Let us look at the working and major functionalities of PyCaret. You can use any IDE for this purpose. I will be using Google Colab, which is the easiest for a beginner because you don’t have the extra burden of setting up an environment on your local system. You can just open the link at https://colab.research.google.com/ and create a new notebook there. Once you do that, click on the ‘Connect’ button. This will connect your notebook to a kernel, which will help you run your code.

The first step is to install the library. This can be done using the following command:

!pip install pycaret

You can type this command and then press ‘Shift’ and ‘Enter’ together to run the cell.

The next step is to load a dataset. The library already comes with a lot of standard datasets. Let us explore a diabetes prediction dataset. We can load this dataset using the following command as shown in Figure 1.

 Loading the dataset
Figure 1: Loading the dataset
import pycaret
from pycaret.datasets import get_data
data = get_data(‘diabetes’)

In this dataset we have eight features or columns, and the label column is the ‘Class’ variable as shown in Figure 1.

In a data science lifecycle, once the dataset is ready, the next step is to perform the data preprocessing. This includes data cleaning, taking care of the null or empty values, encoding the category label variables, data scaling, and a few other things. In our case PyCaret takes care of all of this by using the following lines of code as shown in Figure 2.

Preprocessing data
Figure 2: Preprocessing data
from pycaret.classification import *
experiment = setup(data, target=’Class variable’, session_id=123)

The next step is to choose the best algorithm for our use case, which is to predict if a person will get diabetes based on a set of features. Typically, data scientists do a little trial and error on a few algorithms that they believe will work for the use case. This step is also taken care of by PyCaret. A comparison of algorithms can be done using the following line of code as shown in Figure 3.

Comparing various algorithms
Figure 3: Comparing various algorithms
best_model = compare_models()

This is a very interesting session where you get to see the progress as PyCaret goes through each algorithm. This tool also highlights the best parts of each algorithm, in terms of training time, accuracy, precision, recall, etc.

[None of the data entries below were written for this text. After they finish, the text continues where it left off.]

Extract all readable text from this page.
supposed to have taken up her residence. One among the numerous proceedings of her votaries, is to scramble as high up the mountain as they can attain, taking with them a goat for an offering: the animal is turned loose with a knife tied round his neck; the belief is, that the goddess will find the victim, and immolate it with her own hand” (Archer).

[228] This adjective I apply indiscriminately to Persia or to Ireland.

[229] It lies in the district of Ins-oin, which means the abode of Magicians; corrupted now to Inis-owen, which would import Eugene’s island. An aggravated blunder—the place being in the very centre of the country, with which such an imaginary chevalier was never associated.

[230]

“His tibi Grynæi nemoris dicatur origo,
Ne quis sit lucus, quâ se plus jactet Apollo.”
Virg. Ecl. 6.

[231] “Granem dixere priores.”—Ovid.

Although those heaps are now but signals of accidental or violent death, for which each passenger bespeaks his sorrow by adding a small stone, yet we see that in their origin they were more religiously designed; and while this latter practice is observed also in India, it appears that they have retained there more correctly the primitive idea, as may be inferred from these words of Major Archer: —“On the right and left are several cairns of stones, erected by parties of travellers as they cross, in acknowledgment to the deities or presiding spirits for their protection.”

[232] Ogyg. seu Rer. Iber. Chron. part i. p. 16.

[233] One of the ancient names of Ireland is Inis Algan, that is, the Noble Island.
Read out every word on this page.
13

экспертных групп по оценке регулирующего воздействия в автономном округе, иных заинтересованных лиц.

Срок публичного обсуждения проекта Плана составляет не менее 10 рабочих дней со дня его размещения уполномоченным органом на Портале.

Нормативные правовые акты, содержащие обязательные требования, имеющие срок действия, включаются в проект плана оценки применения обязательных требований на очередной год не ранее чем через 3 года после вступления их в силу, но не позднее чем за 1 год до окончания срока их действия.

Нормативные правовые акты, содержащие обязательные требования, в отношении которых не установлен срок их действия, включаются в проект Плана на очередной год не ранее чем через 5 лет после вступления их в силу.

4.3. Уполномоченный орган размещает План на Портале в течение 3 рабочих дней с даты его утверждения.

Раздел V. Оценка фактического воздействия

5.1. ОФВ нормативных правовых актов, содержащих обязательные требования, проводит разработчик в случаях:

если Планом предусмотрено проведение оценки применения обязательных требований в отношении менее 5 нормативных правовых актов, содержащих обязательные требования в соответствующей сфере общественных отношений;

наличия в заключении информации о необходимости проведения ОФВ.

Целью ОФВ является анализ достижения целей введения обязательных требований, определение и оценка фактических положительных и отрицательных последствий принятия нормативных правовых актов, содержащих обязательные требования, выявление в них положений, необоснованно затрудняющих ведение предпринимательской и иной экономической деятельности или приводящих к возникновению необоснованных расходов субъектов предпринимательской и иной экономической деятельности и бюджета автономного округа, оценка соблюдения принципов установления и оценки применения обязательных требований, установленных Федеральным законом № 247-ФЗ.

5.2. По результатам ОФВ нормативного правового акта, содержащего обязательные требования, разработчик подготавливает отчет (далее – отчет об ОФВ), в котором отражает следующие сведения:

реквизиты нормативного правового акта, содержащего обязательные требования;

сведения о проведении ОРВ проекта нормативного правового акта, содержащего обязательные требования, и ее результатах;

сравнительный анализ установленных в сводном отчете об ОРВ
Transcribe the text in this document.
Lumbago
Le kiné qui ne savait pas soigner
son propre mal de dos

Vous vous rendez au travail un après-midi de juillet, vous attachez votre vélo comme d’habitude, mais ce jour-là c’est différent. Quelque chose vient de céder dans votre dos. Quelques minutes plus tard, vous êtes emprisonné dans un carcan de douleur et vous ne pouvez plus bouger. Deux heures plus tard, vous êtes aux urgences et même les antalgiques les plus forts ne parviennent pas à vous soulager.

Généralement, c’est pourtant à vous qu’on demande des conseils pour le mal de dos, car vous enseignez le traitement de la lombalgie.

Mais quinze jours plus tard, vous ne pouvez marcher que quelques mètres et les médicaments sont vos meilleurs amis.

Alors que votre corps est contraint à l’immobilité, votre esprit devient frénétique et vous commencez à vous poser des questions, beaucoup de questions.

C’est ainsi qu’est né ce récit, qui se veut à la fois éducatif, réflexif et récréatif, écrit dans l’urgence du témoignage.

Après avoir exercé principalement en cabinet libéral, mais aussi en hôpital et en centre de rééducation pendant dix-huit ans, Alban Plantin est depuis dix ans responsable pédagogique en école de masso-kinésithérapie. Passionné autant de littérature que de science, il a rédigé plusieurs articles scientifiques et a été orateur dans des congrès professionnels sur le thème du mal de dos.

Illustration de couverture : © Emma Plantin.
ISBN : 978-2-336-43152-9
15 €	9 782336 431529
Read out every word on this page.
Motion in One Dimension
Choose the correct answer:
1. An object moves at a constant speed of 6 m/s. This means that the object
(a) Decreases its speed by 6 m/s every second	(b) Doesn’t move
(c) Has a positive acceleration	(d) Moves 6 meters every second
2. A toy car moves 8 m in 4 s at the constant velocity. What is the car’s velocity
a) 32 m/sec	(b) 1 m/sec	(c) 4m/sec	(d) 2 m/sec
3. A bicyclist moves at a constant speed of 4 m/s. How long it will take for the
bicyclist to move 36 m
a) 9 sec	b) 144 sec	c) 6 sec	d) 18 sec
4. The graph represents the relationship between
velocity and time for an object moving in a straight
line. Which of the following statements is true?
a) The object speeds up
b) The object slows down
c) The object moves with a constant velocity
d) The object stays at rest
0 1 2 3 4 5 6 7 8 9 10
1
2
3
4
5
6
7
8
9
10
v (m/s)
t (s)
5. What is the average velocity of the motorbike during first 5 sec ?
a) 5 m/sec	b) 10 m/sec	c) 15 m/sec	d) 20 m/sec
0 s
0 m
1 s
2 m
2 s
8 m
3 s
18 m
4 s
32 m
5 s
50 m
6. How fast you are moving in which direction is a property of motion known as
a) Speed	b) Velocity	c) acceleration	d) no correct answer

However, if you already know which algorithm you want to use, you can give the following command as shown in Figure 4.

Training on a specific model
Figure 4: Training on a specific model
model = create_model(‘rf’)

In this case rf is the RandomForest algorithm; you can replace this by dt if you want a DecisionTree classifier, and so on.

The next step is to fine tune the model as shown in Figure 5.

Fine tuning the model
Figure 5: Fine tuning the model
tuned_model = tune_model(model)

Finally, we can evaluate the performance of our model. This can be done using the following line of code as shown in Figure 6.

Performance of the model
Figure 6: Performance of the model
evaluate_model(tuned_model)

We can also explore the different parameters of performance visually. We can look at the prediction error and precision recall as shown in Figure 7 and Figure 8 (and more) by clicking on their respective tabs.

Prediction error
Figure 7: Prediction error
Precision recall
Figure 8: Precision recall

To save this model, we can use the following code:

save_model(tuned_model, ‘diabetes_prediction’)

This model is saved as a pickle file that can be used anywhere in any environment, as shown in Figure 9.

Saving the model
Figure 9: Saving the model
Loading back the model
Figure 10: Loading back the model

We can then load the same model back using the following code:

loaded_model = load_model(‘diabetes_prediction’)

As a last step, if we want to predict based on a single instance of data whether a case may turn diabetic or not, we can use the following code, where the parameter values can be modified as needed. The output is shown in Figure 11.

Making a prediction using sample data
Figure 11: Making a prediction using sample data
import pandas as pd
new_data = pd.DataFrame({
‘Number of times pregnant’: [4],
‘Plasma glucose concentration a 2 hours in an oral glucose tolerance test’: [76],
‘Diastolic blood pressure (mm Hg)’: [35],
‘Triceps skin fold thickness (mm)’: [0],
‘2-Hour serum insulin (mu U/ml)’: [20],
‘Body mass index (weight in kg/(height in m)^2)’: [34.3],
‘Diabetes pedigree function’: [0.777],
‘Age (years)’:[45]
})
 
from pycaret.classification import predict_model
# Predict with the model
predictions = predict_model(loaded_model, data=new_data)
print(predictions)

As we can see in the figure, the predicted class says 0.66. This means that for the values we gave, the probability that the person may turn diabetic is more than 50%.

Building an ML model using PyCaret is as simple as this. You can explore other datasets, algorithms and use cases to gain further experience and learn more.